[501] Papers relative to the trade and manufactures of New York, 1705-1757, are in Doc. Hist. N. Y., i.
[502] [Page 79, ante. Since that other description of maps in this volume was finally made, there has been issued (1885), in two large volumes, a Catal. of the printed maps, plans, and charts in the British Museum, in which, under the heads of America, New York, etc., will be found extensive enumerations of maps of the eighteenth century.—Ed.]
[503] The drafts of Delisle particularly were the bases of many maps a long way into the eighteenth century. See Catal. Maps, Brit. Mus., 1885.
[504] For example, the Geography anatomiz’d or the Geographical Grammar, by Pat. Gordon (London, 1708), makes the St. Lawrence divide “Terra Canadensis” into north and south parts, of which last section New York (discovered by Hudson in 1608) is a subdivision, as are New Jersey (discovered by the English, “under the conduct of the Cabots,” in 1497) and Pennsylvania, of which it is blindly said that it was discovered “at the same time with the rest of the adjacent continent.” The western limit of these provinces bounds on “Terra Arctica.”
[505] For example, the map without date or imprint, called Pennsylvania, Nova Jersey et Nova York cum Regionibus ad Fluvium Delaware in America sitis. Nova Delineatione ob oculos posita per Matth. Scutterum, Sanctae Caes. Maj. Geographum, Aug. Vind. It places “Dynastia Albany,” “St. Antoni Wildniss,” or “Desertum orientale,” near the junction of the two branches of the Susquehanna River. New York city is on the mainland, from which Long Island is separated by a narrow watercourse.
Another, equally wild in its license, is a Carte Nouvelle de l’Amérique Angloise, etc., Dressée sur les Relations les plus Nouvelles. Par le Sieur S. à Amsterdam chez Pierre Mortier, Libraire, avec Privilége de nos Seigneurs. Lake Erie (Lac Fells) is misshapen, and the Ohio River is ignored.
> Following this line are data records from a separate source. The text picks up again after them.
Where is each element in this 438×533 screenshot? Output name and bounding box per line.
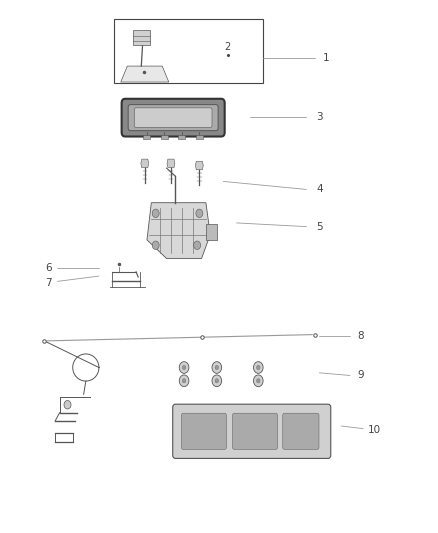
Circle shape xyxy=(152,209,159,217)
Circle shape xyxy=(194,241,201,249)
Polygon shape xyxy=(195,161,203,169)
Polygon shape xyxy=(121,66,169,82)
FancyBboxPatch shape xyxy=(128,104,218,131)
FancyBboxPatch shape xyxy=(283,413,319,449)
FancyBboxPatch shape xyxy=(134,108,212,127)
FancyBboxPatch shape xyxy=(233,413,278,449)
Bar xyxy=(144,135,150,139)
Circle shape xyxy=(257,366,260,369)
Text: 9: 9 xyxy=(357,370,364,381)
Bar xyxy=(114,19,263,83)
Text: 5: 5 xyxy=(316,222,323,232)
Text: 6: 6 xyxy=(46,263,52,272)
FancyBboxPatch shape xyxy=(181,413,226,449)
Circle shape xyxy=(182,366,186,369)
FancyBboxPatch shape xyxy=(173,404,331,458)
Bar xyxy=(178,135,185,139)
Text: 3: 3 xyxy=(316,111,323,122)
Circle shape xyxy=(257,378,260,383)
Text: 8: 8 xyxy=(357,330,364,341)
Circle shape xyxy=(212,375,222,386)
Circle shape xyxy=(215,378,219,383)
Circle shape xyxy=(254,362,263,373)
Text: 4: 4 xyxy=(316,184,323,195)
Bar xyxy=(161,135,168,139)
Text: 10: 10 xyxy=(367,425,381,435)
Polygon shape xyxy=(141,159,149,167)
Circle shape xyxy=(179,362,189,373)
Circle shape xyxy=(64,400,71,409)
Polygon shape xyxy=(133,30,150,45)
Text: 7: 7 xyxy=(46,278,52,288)
Bar xyxy=(196,135,203,139)
FancyBboxPatch shape xyxy=(122,99,225,136)
Circle shape xyxy=(215,366,219,369)
Circle shape xyxy=(196,209,203,217)
Circle shape xyxy=(212,362,222,373)
Circle shape xyxy=(179,375,189,386)
Text: 2: 2 xyxy=(225,42,231,52)
Text: 1: 1 xyxy=(323,53,329,63)
Polygon shape xyxy=(147,203,210,259)
Circle shape xyxy=(152,241,159,249)
Bar xyxy=(206,224,217,240)
Polygon shape xyxy=(167,159,175,167)
Circle shape xyxy=(182,378,186,383)
Circle shape xyxy=(254,375,263,386)
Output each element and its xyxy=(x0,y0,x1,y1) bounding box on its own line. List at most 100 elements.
A common error in the maps of this period, based on Dutch notions, is to place Lakes Champlain and George east of the Connecticut, as is shown in the Nova Belgica et Anglia Nova of Allard’s Minor Atlas, usually undated, but of about 1700. The same atlas also contains (no. 32) a map showing the country from the Penobscot to the Chesapeake, called Totius Neobelgii nova tabula.
[506] [He was born in 1664, and had since 1687 been occupied in his art. During 1701-06 he was at Leipzig, at work on the maps in Cellarius; then he contributed to the geography of Scherer, which appeared in 1710. Homann published what he called an Atlas Novas in 1711, and an Atlas Methodicus in 1719.—Ed.]
[507] Including one without date: Nova Anglia Septentrionali Americae implantata Anglorumque Coloniis florentissima, Geographiae exhibita a Joh. Baptista Homann, Sac. Caes. Maj. Geographo, Norimbergae, cum Privilegio Sac. Caes. Maj. “Novum Belgium, Nieuw Nederland nunc New Jork,” occupies the territory bounded by a north and south line from Lac St. Pierre (St. Lawrence River) through Lakes Champlain and George to about Point Judith on the Sound. In the northwest corner of New York we find “Le Grand Sault St. Louis;” in the southwest, “Sennecaas Lacus,” from which the Delaware River and a tributary of the Hudson, “Groote Esopus River,” emerge. The “Versche River,” the Dutch name for the Connecticut, runs west of Lake George.
[508] See ante, pp. 80, 133. Sabin gives editions of his Atlas in 1701, 1709, 1711, 1717, 1719, 1723, 1732. Moll’s map of the New England and middle colonies in 1741 is in Oldmixon’s British Empire. His drafts were the bases of the general American maps of Bowen’s Geography (1747) and Harris’s Voyages (1764). Cf. Catal. Maps, Brit. Mus. (1885), under Moll, and pp. 2969-70.